Actual networking analysis
At present, the maximum number of networking nodes of the transceiver is 110. When considering networking, we consider the above resistance parameters to ensure that the differential voltage on the bus is within a reasonable range.
According to the equivalent circuit, the parameters that we can adjust are terminal resistance RT, transmitting node voltage VOUT, and bus effective resistance RW.
In Figure 4, the RW and RIN of each node are difficult to determine accurately. It is cumbersome to calculate by formula when networking. The simple method is to measure the node voltage at both ends of the bus. If the bus resistance of the network is too large, the loss of the signal from the node 1 to the node n bus will be large. When the differential voltage received by the node n is lower than 1.2V, the termination resistance needs to be increased.
In the case of using a surge suppressor, for example, adding a SP00S12 signal surge suppressor between node 1 and node 2 of FIG. 4, the DC equivalent resistance is 9.5 Ω, which can be equivalent to the effective resistance of the bus.

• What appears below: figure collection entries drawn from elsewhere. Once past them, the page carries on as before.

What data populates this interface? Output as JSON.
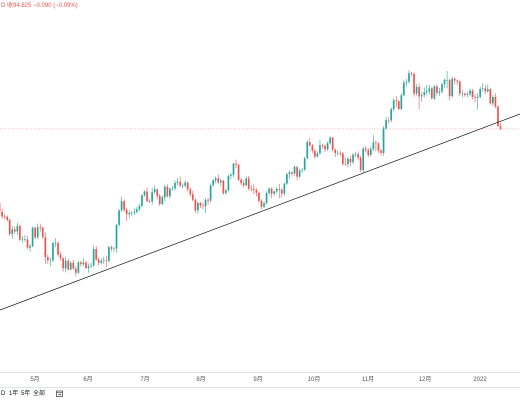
{
  "header": {
    "quote": "D 收94.825 −0.090 (−0.09%)"
  },
  "chart_data": {
    "type": "candlestick",
    "x_ticks": [
      "5月",
      "6月",
      "7月",
      "8月",
      "9月",
      "10月",
      "11月",
      "12月",
      "2022"
    ],
    "ylim": [
      86.1,
      99.45
    ],
    "grid": false,
    "up_color": "#26a69a",
    "down_color": "#ef5350",
    "trendline_color": "#131722",
    "candles": [
      [
        92.2,
        92.35,
        92.02,
        92.16
      ],
      [
        92.16,
        92.22,
        91.8,
        91.84
      ],
      [
        91.84,
        91.96,
        91.6,
        91.68
      ],
      [
        91.68,
        91.78,
        91.58,
        91.67
      ],
      [
        91.67,
        91.72,
        91.49,
        91.56
      ],
      [
        91.56,
        91.6,
        90.98,
        91.05
      ],
      [
        91.05,
        91.34,
        90.88,
        91.22
      ],
      [
        91.22,
        91.32,
        91.05,
        91.14
      ],
      [
        91.14,
        91.46,
        91.02,
        91.34
      ],
      [
        91.34,
        91.4,
        90.8,
        90.85
      ],
      [
        90.85,
        90.98,
        90.74,
        90.86
      ],
      [
        90.86,
        91.02,
        90.78,
        90.86
      ],
      [
        90.86,
        90.99,
        90.5,
        90.56
      ],
      [
        90.56,
        90.7,
        90.42,
        90.62
      ],
      [
        90.62,
        91.32,
        90.58,
        91.28
      ],
      [
        91.28,
        91.3,
        90.86,
        90.93
      ],
      [
        90.93,
        91.43,
        90.86,
        91.29
      ],
      [
        91.29,
        91.42,
        91.14,
        91.28
      ],
      [
        91.28,
        91.33,
        90.88,
        90.94
      ],
      [
        90.94,
        91.1,
        89.98,
        90.22
      ],
      [
        90.22,
        90.32,
        89.98,
        90.11
      ],
      [
        90.11,
        90.2,
        89.9,
        90.11
      ],
      [
        90.11,
        90.78,
        90.04,
        90.72
      ],
      [
        90.72,
        90.9,
        90.58,
        90.73
      ],
      [
        90.73,
        90.8,
        90.24,
        90.31
      ],
      [
        90.31,
        90.42,
        90.1,
        90.18
      ],
      [
        90.18,
        90.22,
        89.7,
        89.82
      ],
      [
        89.82,
        90.24,
        89.68,
        90.09
      ],
      [
        90.09,
        90.18,
        89.74,
        89.78
      ],
      [
        89.78,
        90.08,
        89.74,
        90.02
      ],
      [
        90.02,
        90.12,
        89.78,
        89.81
      ],
      [
        89.81,
        89.9,
        89.53,
        89.66
      ],
      [
        89.66,
        90.08,
        89.62,
        90.03
      ],
      [
        90.03,
        90.1,
        89.88,
        89.97
      ],
      [
        89.97,
        90.18,
        89.9,
        90.03
      ],
      [
        90.03,
        90.1,
        89.8,
        89.83
      ],
      [
        89.83,
        90.0,
        89.66,
        89.89
      ],
      [
        89.89,
        90.02,
        89.84,
        89.92
      ],
      [
        89.92,
        90.62,
        89.88,
        90.51
      ],
      [
        90.51,
        90.62,
        90.08,
        90.14
      ],
      [
        90.14,
        90.22,
        89.92,
        90.02
      ],
      [
        90.02,
        90.18,
        89.96,
        90.09
      ],
      [
        90.09,
        90.24,
        89.98,
        90.1
      ],
      [
        90.1,
        90.26,
        89.86,
        90.08
      ],
      [
        90.08,
        90.62,
        90.04,
        90.58
      ],
      [
        90.58,
        90.64,
        90.42,
        90.52
      ],
      [
        90.52,
        90.6,
        90.4,
        90.53
      ],
      [
        90.53,
        91.42,
        90.38,
        91.38
      ],
      [
        91.38,
        91.94,
        91.3,
        91.9
      ],
      [
        91.9,
        92.4,
        91.84,
        92.23
      ],
      [
        92.23,
        92.3,
        91.84,
        91.92
      ],
      [
        91.92,
        92.0,
        91.52,
        91.76
      ],
      [
        91.76,
        91.9,
        91.62,
        91.81
      ],
      [
        91.81,
        91.86,
        91.7,
        91.82
      ],
      [
        91.82,
        91.98,
        91.74,
        91.85
      ],
      [
        91.85,
        92.02,
        91.78,
        91.94
      ],
      [
        91.94,
        92.14,
        91.88,
        92.06
      ],
      [
        92.06,
        92.48,
        92.02,
        92.44
      ],
      [
        92.44,
        92.62,
        92.38,
        92.58
      ],
      [
        92.58,
        92.72,
        92.18,
        92.23
      ],
      [
        92.23,
        92.3,
        92.16,
        92.22
      ],
      [
        92.22,
        92.72,
        92.1,
        92.55
      ],
      [
        92.55,
        92.8,
        92.5,
        92.66
      ],
      [
        92.66,
        92.68,
        92.3,
        92.42
      ],
      [
        92.42,
        92.5,
        92.06,
        92.13
      ],
      [
        92.13,
        92.44,
        92.08,
        92.37
      ],
      [
        92.37,
        92.82,
        92.22,
        92.75
      ],
      [
        92.75,
        92.84,
        92.36,
        92.41
      ],
      [
        92.41,
        92.72,
        92.32,
        92.68
      ],
      [
        92.68,
        92.78,
        92.6,
        92.69
      ],
      [
        92.69,
        92.98,
        92.62,
        92.89
      ],
      [
        92.89,
        93.06,
        92.8,
        92.93
      ],
      [
        92.93,
        93.12,
        92.72,
        92.79
      ],
      [
        92.79,
        92.86,
        92.68,
        92.79
      ],
      [
        92.79,
        92.98,
        92.72,
        92.9
      ],
      [
        92.9,
        92.94,
        92.58,
        92.66
      ],
      [
        92.66,
        92.72,
        92.4,
        92.48
      ],
      [
        92.48,
        92.6,
        92.22,
        92.28
      ],
      [
        92.28,
        92.34,
        91.8,
        91.9
      ],
      [
        91.9,
        92.22,
        91.78,
        92.17
      ],
      [
        92.17,
        92.2,
        91.98,
        92.07
      ],
      [
        92.07,
        92.18,
        91.94,
        92.05
      ],
      [
        92.05,
        92.34,
        91.8,
        92.28
      ],
      [
        92.28,
        92.36,
        92.1,
        92.25
      ],
      [
        92.25,
        92.86,
        92.18,
        92.8
      ],
      [
        92.8,
        93.02,
        92.76,
        92.98
      ],
      [
        92.98,
        93.12,
        92.88,
        93.05
      ],
      [
        93.05,
        93.18,
        92.86,
        92.9
      ],
      [
        92.9,
        93.04,
        92.78,
        92.97
      ],
      [
        92.97,
        93.0,
        92.46,
        92.52
      ],
      [
        92.52,
        92.68,
        92.46,
        92.62
      ],
      [
        92.62,
        93.18,
        92.58,
        93.14
      ],
      [
        93.14,
        93.24,
        93.02,
        93.18
      ],
      [
        93.18,
        93.6,
        93.1,
        93.58
      ],
      [
        93.58,
        93.72,
        93.42,
        93.54
      ],
      [
        93.54,
        93.56,
        92.96,
        93.0
      ],
      [
        93.0,
        93.06,
        92.8,
        92.88
      ],
      [
        92.88,
        92.98,
        92.72,
        92.8
      ],
      [
        92.8,
        93.12,
        92.76,
        93.05
      ],
      [
        93.05,
        93.14,
        92.62,
        92.68
      ],
      [
        92.68,
        92.8,
        92.58,
        92.67
      ],
      [
        92.67,
        92.84,
        92.48,
        92.63
      ],
      [
        92.63,
        92.7,
        92.4,
        92.53
      ],
      [
        92.53,
        92.58,
        92.18,
        92.24
      ],
      [
        92.24,
        92.3,
        91.94,
        92.03
      ],
      [
        92.03,
        92.22,
        91.98,
        92.16
      ],
      [
        92.16,
        92.58,
        92.1,
        92.52
      ],
      [
        92.52,
        92.72,
        92.44,
        92.68
      ],
      [
        92.68,
        92.72,
        92.34,
        92.5
      ],
      [
        92.5,
        92.62,
        92.4,
        92.58
      ],
      [
        92.58,
        92.74,
        92.5,
        92.67
      ],
      [
        92.67,
        92.84,
        92.34,
        92.64
      ],
      [
        92.64,
        92.7,
        92.36,
        92.5
      ],
      [
        92.5,
        92.9,
        92.42,
        92.86
      ],
      [
        92.86,
        93.24,
        92.8,
        93.2
      ],
      [
        93.2,
        93.34,
        93.04,
        93.27
      ],
      [
        93.27,
        93.3,
        93.12,
        93.22
      ],
      [
        93.22,
        93.52,
        93.14,
        93.46
      ],
      [
        93.46,
        93.48,
        92.98,
        93.11
      ],
      [
        93.11,
        93.4,
        93.06,
        93.33
      ],
      [
        93.33,
        93.42,
        93.26,
        93.36
      ],
      [
        93.36,
        93.82,
        93.32,
        93.77
      ],
      [
        93.77,
        94.42,
        93.74,
        94.35
      ],
      [
        94.35,
        94.5,
        94.18,
        94.23
      ],
      [
        94.23,
        94.28,
        93.96,
        94.04
      ],
      [
        94.04,
        94.1,
        93.76,
        93.83
      ],
      [
        93.83,
        94.02,
        93.8,
        93.95
      ],
      [
        93.95,
        94.44,
        93.9,
        94.24
      ],
      [
        94.24,
        94.3,
        94.12,
        94.21
      ],
      [
        94.21,
        94.28,
        94.0,
        94.09
      ],
      [
        94.09,
        94.38,
        94.04,
        94.31
      ],
      [
        94.31,
        94.56,
        94.26,
        94.51
      ],
      [
        94.51,
        94.54,
        94.02,
        94.08
      ],
      [
        94.08,
        94.12,
        93.82,
        93.96
      ],
      [
        93.96,
        94.04,
        93.86,
        93.96
      ],
      [
        93.96,
        94.04,
        93.86,
        93.94
      ],
      [
        93.94,
        94.0,
        93.5,
        93.57
      ],
      [
        93.57,
        93.8,
        93.5,
        93.56
      ],
      [
        93.56,
        93.82,
        93.44,
        93.75
      ],
      [
        93.75,
        93.86,
        93.48,
        93.63
      ],
      [
        93.63,
        93.96,
        93.56,
        93.9
      ],
      [
        93.9,
        94.0,
        93.82,
        93.92
      ],
      [
        93.92,
        94.02,
        93.7,
        93.79
      ],
      [
        93.79,
        93.86,
        93.28,
        93.35
      ],
      [
        93.35,
        94.18,
        93.26,
        94.12
      ],
      [
        94.12,
        94.2,
        93.98,
        94.06
      ],
      [
        94.06,
        94.14,
        93.82,
        93.89
      ],
      [
        93.89,
        94.2,
        93.84,
        94.11
      ],
      [
        94.11,
        94.6,
        94.02,
        94.34
      ],
      [
        94.34,
        94.4,
        94.02,
        94.31
      ],
      [
        94.31,
        94.34,
        93.96,
        94.05
      ],
      [
        94.05,
        94.1,
        93.88,
        93.96
      ],
      [
        93.96,
        94.92,
        93.86,
        94.84
      ],
      [
        94.84,
        95.26,
        94.8,
        95.14
      ],
      [
        95.14,
        95.24,
        95.02,
        95.13
      ],
      [
        95.13,
        95.6,
        95.06,
        95.53
      ],
      [
        95.53,
        95.92,
        95.46,
        95.85
      ],
      [
        95.85,
        96.0,
        95.6,
        95.82
      ],
      [
        95.82,
        95.86,
        95.5,
        95.54
      ],
      [
        95.54,
        96.1,
        95.5,
        96.03
      ],
      [
        96.03,
        96.58,
        96.0,
        96.49
      ],
      [
        96.49,
        96.62,
        96.34,
        96.52
      ],
      [
        96.52,
        96.94,
        96.46,
        96.82
      ],
      [
        96.82,
        96.88,
        96.7,
        96.8
      ],
      [
        96.8,
        96.84,
        95.98,
        96.09
      ],
      [
        96.09,
        96.44,
        96.02,
        96.33
      ],
      [
        96.33,
        96.46,
        95.54,
        95.99
      ],
      [
        95.99,
        96.14,
        95.8,
        96.04
      ],
      [
        96.04,
        96.3,
        95.96,
        96.14
      ],
      [
        96.14,
        96.4,
        96.04,
        96.17
      ],
      [
        96.17,
        96.4,
        96.06,
        96.28
      ],
      [
        96.28,
        96.34,
        95.88,
        95.92
      ],
      [
        95.92,
        96.4,
        95.86,
        96.35
      ],
      [
        96.35,
        96.42,
        96.02,
        96.12
      ],
      [
        96.12,
        96.3,
        96.0,
        96.16
      ],
      [
        96.16,
        96.48,
        96.1,
        96.43
      ],
      [
        96.43,
        96.64,
        96.3,
        96.58
      ],
      [
        96.58,
        96.9,
        96.28,
        96.58
      ],
      [
        96.58,
        96.62,
        95.86,
        96.0
      ],
      [
        96.0,
        96.7,
        95.94,
        96.62
      ],
      [
        96.62,
        96.68,
        96.42,
        96.56
      ],
      [
        96.56,
        96.6,
        96.4,
        96.52
      ],
      [
        96.52,
        96.56,
        96.0,
        96.09
      ],
      [
        96.09,
        96.22,
        95.96,
        96.09
      ],
      [
        96.09,
        96.14,
        95.98,
        96.04
      ],
      [
        96.04,
        96.16,
        95.96,
        96.07
      ],
      [
        96.07,
        96.28,
        96.0,
        96.2
      ],
      [
        96.2,
        96.26,
        95.88,
        95.97
      ],
      [
        95.97,
        96.06,
        95.78,
        95.94
      ],
      [
        95.94,
        96.1,
        95.52,
        95.97
      ],
      [
        95.97,
        96.34,
        95.92,
        96.26
      ],
      [
        96.26,
        96.46,
        96.16,
        96.28
      ],
      [
        96.28,
        96.4,
        96.06,
        96.17
      ],
      [
        96.17,
        96.42,
        96.12,
        96.25
      ],
      [
        96.25,
        96.3,
        95.7,
        95.74
      ],
      [
        95.74,
        96.04,
        95.64,
        95.97
      ],
      [
        95.97,
        96.1,
        95.56,
        95.63
      ],
      [
        95.63,
        95.66,
        94.9,
        94.915
      ],
      [
        94.915,
        95.04,
        94.78,
        94.825
      ]
    ]
  },
  "range_bar": {
    "items": [
      "D",
      "1年",
      "5年",
      "全部"
    ],
    "goto_icon": "goto-date-icon"
  }
}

When the voltage received by node 1 is too low, the loss due to the surge suppressor can be compensated by reducing the effective resistance of the bus and increasing the termination resistance at node 1.
To sum up
Regardless of the length of the bus network, terminal resistors need to be added at both ends of the network;
When the communication distance is long, the terminal resistance value is appropriately increased to reduce the attenuation of the signal by the bus resistance, such as 150 Ω to 300 Ω;
Shielded twisted pair is used in places with strong interference, and the shield is grounded at a single point;
The differential level of the CAN interface output of the transceiver will vary with the supply voltage. Make sure that the supply voltage is within the range specified in the manual.